La France n’est pas qu’un enfer, c’est aussi une prison fiscale

Malheur à ceux qui resteront,

Malheur à ceux qui ont créé ou créent leur startup en France en croyant les promesses des « élites » qui gouvernent le pays.

Forbes

Peu de français connaissent l’existence de l’Exit-Tax et encore moins son principe et son fonctionnement. C’est plutot normal dans la mesure où elle ne concerne que les contribuables réunissant la double condition d’avoir d’une part un patrimoine supérieur à 800.000 euros et d’autre part de s’expatrier.

Malheurusement pour eux, pauvres naïfs qu’ils ont étés, nombreux sont ceux qui versent du sang et des larmes au moment où ils en découvrent l’existence, trop tard et toujours à leurs dépens.

Le principe général de l’Exit-Tax est le suivant ;

Vous avez résidé en France pendant plus de 6 ans durant les 10 dernières années, + vous détenez un patrimoine supérieur à 800.000 euros + vous quittez la France => alors la France décide de vous faire payer un impôt fictif sur l’ensemble de votre patrimoine.

Je m’explique d’abord sur le terme fictif que je viens d’employer à juste titre selon moi. Imaginez que vous détenez des titres d’une entreprise installée en France dont la valeur est de 5 millions d’euros. Vous avez bien entendu toujours acquitté l’impôt sur les société (IS), la CSG et la CRDS sur les distributions de dividendes que vous avez perçues, ainsi bien entendu que l’impôt sur les revenus. Bref, vous êtes au clair et à jour de tout vis à vis du fisc français. Vous pensez être un bon citoyen, vous avez toujours été un bon mouton bien docile et vous imaginez que vous allez pouvoir allez vivre au grand air librement après avoir durement travaillé pendant de longues années. Pauvre naïf …

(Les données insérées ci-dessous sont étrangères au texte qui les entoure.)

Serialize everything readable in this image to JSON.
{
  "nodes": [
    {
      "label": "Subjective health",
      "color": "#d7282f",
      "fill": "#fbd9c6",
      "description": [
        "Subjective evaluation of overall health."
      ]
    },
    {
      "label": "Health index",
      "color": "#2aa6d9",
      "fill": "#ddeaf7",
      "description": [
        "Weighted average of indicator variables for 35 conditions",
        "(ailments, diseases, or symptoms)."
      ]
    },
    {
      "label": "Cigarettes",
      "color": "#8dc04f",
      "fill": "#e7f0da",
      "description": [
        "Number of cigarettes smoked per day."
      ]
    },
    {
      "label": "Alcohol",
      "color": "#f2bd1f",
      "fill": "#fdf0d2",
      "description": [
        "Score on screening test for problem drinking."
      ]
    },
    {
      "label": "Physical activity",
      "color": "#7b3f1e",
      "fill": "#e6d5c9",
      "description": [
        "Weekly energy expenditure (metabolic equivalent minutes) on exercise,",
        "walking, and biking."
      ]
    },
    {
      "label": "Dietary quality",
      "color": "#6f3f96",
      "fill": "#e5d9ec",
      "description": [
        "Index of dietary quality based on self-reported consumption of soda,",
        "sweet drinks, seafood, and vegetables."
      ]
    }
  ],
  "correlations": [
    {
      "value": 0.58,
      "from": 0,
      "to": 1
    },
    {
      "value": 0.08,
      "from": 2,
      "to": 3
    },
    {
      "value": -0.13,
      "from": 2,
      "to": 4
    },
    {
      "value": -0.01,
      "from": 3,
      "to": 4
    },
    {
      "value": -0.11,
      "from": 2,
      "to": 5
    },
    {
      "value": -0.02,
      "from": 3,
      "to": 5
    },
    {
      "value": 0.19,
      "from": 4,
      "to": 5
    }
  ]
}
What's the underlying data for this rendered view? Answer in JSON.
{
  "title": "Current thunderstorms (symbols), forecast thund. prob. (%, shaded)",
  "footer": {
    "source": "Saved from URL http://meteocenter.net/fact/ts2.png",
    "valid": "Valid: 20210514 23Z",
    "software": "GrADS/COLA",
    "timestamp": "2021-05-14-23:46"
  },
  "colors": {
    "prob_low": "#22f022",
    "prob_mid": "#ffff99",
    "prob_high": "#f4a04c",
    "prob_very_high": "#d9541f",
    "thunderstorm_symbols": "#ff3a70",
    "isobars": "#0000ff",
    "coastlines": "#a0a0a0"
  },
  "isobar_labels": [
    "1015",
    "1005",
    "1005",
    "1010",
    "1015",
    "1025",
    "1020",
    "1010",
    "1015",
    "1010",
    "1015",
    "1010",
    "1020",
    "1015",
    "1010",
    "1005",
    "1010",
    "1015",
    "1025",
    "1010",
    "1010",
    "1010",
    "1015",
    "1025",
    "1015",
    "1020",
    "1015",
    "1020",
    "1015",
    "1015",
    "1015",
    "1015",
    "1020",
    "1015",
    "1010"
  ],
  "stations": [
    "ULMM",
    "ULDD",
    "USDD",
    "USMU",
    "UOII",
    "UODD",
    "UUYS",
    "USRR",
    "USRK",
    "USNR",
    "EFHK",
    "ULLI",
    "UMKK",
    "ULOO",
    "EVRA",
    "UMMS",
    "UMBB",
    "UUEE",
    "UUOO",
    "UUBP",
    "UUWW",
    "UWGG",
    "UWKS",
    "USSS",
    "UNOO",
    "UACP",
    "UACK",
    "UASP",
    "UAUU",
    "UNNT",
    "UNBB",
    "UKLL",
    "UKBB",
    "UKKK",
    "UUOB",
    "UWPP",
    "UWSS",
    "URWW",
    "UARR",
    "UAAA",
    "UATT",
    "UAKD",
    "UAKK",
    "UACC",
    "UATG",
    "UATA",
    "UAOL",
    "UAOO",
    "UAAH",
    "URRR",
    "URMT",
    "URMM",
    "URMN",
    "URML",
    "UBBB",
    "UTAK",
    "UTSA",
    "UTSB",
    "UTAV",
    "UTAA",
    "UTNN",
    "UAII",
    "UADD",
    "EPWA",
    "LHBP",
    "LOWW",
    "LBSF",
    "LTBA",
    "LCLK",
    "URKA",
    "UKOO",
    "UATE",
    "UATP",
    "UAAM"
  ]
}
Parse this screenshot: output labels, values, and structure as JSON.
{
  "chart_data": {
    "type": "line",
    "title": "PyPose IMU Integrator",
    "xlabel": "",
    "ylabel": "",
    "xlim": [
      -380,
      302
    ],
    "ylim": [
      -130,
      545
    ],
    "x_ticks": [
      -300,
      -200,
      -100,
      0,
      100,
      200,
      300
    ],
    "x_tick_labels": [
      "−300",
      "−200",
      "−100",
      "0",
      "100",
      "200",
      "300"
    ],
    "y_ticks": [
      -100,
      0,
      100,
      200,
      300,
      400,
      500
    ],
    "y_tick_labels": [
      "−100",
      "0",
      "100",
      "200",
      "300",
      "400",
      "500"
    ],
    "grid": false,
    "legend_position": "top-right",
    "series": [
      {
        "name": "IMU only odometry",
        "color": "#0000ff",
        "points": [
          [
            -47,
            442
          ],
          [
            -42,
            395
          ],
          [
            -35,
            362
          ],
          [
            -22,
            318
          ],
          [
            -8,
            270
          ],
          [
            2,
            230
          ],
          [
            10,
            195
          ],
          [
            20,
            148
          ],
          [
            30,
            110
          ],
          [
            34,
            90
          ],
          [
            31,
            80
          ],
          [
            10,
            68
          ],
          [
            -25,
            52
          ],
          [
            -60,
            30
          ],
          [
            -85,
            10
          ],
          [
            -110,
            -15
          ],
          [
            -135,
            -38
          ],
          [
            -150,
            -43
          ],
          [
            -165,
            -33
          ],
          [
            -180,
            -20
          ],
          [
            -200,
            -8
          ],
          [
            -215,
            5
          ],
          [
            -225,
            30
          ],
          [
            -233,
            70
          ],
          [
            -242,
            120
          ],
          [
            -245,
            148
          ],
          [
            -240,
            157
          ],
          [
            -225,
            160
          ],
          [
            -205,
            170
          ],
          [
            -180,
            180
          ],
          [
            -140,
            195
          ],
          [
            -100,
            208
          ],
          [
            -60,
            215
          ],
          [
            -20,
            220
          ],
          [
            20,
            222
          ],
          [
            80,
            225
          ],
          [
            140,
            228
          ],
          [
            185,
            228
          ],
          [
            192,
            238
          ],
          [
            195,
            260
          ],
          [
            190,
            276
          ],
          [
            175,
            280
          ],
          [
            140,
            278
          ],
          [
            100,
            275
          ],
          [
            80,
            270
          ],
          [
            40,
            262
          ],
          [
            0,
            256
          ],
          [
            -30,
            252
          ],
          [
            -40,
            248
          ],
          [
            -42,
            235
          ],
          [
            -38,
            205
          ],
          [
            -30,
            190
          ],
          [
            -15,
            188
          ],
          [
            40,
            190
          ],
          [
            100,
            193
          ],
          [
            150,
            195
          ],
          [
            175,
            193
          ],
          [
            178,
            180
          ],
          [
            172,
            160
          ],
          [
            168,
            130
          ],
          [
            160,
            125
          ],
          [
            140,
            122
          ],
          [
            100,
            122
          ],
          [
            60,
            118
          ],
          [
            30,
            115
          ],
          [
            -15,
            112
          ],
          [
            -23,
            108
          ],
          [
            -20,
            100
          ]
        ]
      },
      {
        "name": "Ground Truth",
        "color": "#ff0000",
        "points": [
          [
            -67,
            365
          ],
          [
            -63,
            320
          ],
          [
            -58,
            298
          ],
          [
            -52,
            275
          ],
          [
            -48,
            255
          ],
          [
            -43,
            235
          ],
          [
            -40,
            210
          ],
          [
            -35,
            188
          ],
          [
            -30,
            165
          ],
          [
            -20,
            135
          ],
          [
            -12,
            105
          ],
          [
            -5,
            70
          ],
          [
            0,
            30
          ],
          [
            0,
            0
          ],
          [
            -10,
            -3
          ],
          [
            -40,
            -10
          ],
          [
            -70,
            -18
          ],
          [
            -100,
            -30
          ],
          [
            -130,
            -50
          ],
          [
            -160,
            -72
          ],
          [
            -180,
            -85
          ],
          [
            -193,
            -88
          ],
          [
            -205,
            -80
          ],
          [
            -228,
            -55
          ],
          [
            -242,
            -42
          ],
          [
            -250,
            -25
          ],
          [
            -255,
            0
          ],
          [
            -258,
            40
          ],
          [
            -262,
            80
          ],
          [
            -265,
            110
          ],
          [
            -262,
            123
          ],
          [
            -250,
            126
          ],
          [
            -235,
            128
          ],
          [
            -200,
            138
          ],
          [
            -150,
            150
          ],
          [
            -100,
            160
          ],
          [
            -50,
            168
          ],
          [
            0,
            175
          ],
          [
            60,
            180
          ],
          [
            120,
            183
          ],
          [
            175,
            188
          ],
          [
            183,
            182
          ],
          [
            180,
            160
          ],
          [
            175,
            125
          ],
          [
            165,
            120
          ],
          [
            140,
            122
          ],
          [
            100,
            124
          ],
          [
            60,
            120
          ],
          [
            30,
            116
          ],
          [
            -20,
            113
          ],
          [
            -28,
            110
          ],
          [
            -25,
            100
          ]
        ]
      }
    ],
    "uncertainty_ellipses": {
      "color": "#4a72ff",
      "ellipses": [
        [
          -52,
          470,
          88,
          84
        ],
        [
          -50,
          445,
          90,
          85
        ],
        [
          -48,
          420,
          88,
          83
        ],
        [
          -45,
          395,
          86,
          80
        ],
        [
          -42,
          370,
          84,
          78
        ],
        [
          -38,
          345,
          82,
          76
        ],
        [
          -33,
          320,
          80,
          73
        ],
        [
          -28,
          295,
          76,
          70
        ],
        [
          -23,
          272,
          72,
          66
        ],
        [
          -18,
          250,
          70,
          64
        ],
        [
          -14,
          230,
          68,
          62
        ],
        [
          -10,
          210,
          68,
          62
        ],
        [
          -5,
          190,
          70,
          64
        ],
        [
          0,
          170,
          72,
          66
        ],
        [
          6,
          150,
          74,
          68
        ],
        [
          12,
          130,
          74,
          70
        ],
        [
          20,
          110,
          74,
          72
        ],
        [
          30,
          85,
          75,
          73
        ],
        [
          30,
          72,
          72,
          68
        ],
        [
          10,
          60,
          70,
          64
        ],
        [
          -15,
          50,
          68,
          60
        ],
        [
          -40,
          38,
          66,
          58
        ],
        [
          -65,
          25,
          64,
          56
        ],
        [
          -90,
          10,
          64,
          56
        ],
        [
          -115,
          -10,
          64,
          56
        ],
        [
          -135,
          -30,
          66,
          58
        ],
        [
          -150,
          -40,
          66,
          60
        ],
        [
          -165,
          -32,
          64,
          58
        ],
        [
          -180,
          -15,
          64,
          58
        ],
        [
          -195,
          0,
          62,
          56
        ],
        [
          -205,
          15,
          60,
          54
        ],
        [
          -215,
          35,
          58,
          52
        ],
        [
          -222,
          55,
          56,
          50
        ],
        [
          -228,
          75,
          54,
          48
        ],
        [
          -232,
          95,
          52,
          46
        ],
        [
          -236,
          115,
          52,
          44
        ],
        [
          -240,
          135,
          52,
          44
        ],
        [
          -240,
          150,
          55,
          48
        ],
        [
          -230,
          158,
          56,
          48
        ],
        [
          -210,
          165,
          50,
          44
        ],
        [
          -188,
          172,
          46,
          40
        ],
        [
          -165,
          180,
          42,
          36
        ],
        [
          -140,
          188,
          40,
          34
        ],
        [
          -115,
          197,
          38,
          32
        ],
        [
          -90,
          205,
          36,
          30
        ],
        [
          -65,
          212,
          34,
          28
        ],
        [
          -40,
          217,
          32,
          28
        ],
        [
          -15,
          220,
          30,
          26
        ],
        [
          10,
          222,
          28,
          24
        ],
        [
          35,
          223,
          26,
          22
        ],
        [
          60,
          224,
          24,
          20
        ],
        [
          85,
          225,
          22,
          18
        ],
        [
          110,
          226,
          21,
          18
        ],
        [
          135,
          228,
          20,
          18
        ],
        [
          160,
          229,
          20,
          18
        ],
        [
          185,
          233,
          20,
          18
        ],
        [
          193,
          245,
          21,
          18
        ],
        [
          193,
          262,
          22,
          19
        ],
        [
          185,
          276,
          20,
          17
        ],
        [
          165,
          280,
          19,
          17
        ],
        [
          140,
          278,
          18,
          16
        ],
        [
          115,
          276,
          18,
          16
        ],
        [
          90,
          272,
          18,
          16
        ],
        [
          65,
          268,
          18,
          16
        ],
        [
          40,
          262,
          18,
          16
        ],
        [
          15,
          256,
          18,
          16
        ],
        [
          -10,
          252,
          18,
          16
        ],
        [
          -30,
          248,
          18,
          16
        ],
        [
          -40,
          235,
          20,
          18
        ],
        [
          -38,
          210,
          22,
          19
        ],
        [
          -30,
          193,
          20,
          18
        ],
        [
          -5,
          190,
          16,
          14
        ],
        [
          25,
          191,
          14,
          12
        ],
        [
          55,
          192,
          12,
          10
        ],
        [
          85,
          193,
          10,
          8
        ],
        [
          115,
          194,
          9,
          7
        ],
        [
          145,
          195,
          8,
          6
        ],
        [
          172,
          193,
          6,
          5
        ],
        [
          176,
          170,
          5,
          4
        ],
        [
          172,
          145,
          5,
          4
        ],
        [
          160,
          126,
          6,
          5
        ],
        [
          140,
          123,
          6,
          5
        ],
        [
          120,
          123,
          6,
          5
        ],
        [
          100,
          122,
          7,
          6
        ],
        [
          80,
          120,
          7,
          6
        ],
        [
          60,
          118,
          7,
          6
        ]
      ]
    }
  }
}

Toujours plus vorace et jamais rassasié, l’Etat français veut encore se « prémunir » de ce qu’il qualifie d’abus, une pratique qui consisterait à vendre les titres de la société à un tiers une fois que vous résiderez hors de France dans un pays à fiscalité non-confiscatoire, si bien que vous ne serez plus soumis à l’imposition française. Oh le vilain! En réalité, il existe déjà des tonnes de règles protégeant le fisc français de ce qu’il qualifie d’abus de droit, si bien qu’en pratique il pourrait déjà s’en prémunir, mais pendant 2 années tout au plus, alors qu’il estime que vous lui êtes redevable à vie.

Ce que l’Etat veut en réalité, c’est contourner les conventions fiscales qu’il a signées de manière à pouvoir continuer de vous taxer où que vous alliez.

Et pour s’assurer d’avoir toutes les chances de toucher votre Exit-Tax un jour, il emploie les grands moyens.

En effet, après avoir quitté la France, vous devrez remplir une déclaration spéciale d’Exit Tax recensant tout votre patrimoine. Dès lors, l’Etat français calculera le montant que vous pourriez lui devoir si vous vendiez tout. Donc, vous devriez payer l’impôt sur des plus-values imaginaires que vous n’avez pas réalisées et que vous ne réaliserez peut-être jamais. Avouez que c’est fort et qu’il fallait oser ! Vous payez un impôt sur une vente que vous n’avez pas faite !

Oui, oui, vous avez bien lu, c’est le principe de l’Exit-Tax.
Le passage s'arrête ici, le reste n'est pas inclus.